O Cryptonews.com contatou as quatro multinacionais sediadas nos Estados Unidos mais famosas (McDonald’s, Starbucks, Pizza Hut e Olive Garden), que aceitaram o BTC em El Salvador. Apenas um respondeu às nossas perguntas e, no caso da empresa que respondeu – Olive Garden – ‘educadamente recusou a oportunidade’ de comentar seus planos futuros.

Um primeiro passo importante

Mas embora as multinacionais estejam provavelmente muito relutantes no momento em levar mais longe sua aceitação do Bitcoin, pelo menos alguns comentaristas dizem que El Salvador é um passo inicial importante para familiarizar o mundo com o Bitcoin e as criptomoedas.

“Acredito que, no futuro, olharemos para trás na adoção do Bitcoin por El Salvador tanto como moeda legal quanto como ativo de reserva como um marco importante na jornada do Bitcoin para se tornar uma moeda de reserva global”, disse Garrick Hileman.

Valeria Vásquez também nos lembra que o lançamento do Bitcoin em El Salvador tem sido problemático, algo que pode ou não prejudicar suas chances de adoção futura a longo prazo. Da mesma forma, Javier Simán argumenta que dar curso legal ao Bitcoin pode ser um movimento que sai pela culatra na criptomoeda, até porque sua volatilidade pode ser prejudicial para os consumidores e empresas.

Ele conclui: “As pessoas esperam que a moeda corrente seja segura.

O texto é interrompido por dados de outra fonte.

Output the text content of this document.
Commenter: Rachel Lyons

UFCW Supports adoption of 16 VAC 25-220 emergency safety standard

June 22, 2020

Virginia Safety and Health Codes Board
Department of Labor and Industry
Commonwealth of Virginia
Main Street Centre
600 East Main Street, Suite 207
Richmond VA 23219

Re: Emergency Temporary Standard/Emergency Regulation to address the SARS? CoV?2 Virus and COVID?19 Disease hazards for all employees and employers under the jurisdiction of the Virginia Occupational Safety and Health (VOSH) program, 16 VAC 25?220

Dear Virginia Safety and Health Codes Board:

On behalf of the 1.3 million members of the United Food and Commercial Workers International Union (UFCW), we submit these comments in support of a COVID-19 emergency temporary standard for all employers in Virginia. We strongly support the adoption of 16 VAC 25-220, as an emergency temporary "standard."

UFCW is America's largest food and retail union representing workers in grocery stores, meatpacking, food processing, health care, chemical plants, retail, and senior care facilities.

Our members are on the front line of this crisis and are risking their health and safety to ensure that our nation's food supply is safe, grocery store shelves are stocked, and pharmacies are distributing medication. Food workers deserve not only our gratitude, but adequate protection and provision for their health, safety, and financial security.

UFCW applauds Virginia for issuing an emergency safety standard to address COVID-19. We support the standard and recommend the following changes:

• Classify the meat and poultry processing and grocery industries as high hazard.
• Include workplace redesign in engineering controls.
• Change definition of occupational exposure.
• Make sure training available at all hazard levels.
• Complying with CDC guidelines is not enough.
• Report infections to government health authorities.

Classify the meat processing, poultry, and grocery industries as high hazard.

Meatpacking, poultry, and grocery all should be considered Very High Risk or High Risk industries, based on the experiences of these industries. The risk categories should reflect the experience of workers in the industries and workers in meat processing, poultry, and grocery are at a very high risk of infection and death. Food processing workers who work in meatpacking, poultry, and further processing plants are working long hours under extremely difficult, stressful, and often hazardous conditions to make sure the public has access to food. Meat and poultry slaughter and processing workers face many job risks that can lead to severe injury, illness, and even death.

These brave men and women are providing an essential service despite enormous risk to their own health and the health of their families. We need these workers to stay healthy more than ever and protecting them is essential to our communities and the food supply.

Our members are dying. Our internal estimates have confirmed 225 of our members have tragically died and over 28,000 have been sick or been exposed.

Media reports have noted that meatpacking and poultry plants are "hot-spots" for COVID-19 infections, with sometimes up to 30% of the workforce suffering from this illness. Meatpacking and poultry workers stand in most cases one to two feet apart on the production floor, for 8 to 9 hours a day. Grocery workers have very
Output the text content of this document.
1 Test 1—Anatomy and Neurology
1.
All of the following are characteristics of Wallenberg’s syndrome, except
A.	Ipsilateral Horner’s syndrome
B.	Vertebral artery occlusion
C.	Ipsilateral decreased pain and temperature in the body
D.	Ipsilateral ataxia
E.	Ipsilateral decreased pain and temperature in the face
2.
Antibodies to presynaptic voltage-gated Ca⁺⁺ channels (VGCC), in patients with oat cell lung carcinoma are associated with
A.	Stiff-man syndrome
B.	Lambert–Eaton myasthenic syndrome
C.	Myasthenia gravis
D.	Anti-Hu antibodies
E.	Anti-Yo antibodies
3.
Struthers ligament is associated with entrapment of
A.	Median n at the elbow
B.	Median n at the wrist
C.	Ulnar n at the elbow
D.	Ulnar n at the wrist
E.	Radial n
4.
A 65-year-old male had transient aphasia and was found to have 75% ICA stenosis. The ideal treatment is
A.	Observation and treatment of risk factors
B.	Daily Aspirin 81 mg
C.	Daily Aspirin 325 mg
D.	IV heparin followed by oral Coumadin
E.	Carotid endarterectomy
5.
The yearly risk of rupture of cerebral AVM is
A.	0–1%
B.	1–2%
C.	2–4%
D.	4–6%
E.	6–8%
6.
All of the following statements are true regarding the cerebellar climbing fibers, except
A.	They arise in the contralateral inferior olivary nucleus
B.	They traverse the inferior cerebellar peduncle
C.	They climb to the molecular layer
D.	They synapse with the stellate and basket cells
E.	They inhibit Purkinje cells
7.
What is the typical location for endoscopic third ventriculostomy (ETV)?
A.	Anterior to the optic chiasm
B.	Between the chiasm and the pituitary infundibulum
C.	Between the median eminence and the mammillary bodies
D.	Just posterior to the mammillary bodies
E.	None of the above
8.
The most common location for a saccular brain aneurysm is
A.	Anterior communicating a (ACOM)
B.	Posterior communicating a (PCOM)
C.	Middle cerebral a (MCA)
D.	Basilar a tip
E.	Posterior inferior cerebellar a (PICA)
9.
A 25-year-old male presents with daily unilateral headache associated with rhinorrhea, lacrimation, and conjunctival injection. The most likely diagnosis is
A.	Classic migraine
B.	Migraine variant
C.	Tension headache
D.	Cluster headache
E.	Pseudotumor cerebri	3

Não é arriscado. Todos os negócios já são bastante arriscados. As pessoas não querem assumir riscos adicionais de câmbio ou desvalorização.”

Em ambos os casos, Vásquez observa que o novo relacionamento de El Salvador com o Bitcoin é uma experiência que outros países estão observando com muito cuidado.

“Outros países provavelmente esperarão para ver a implementação de El Salvador, se funcionar, se for benéfica, se atrairá mais investimento estrangeiro”, disse ela.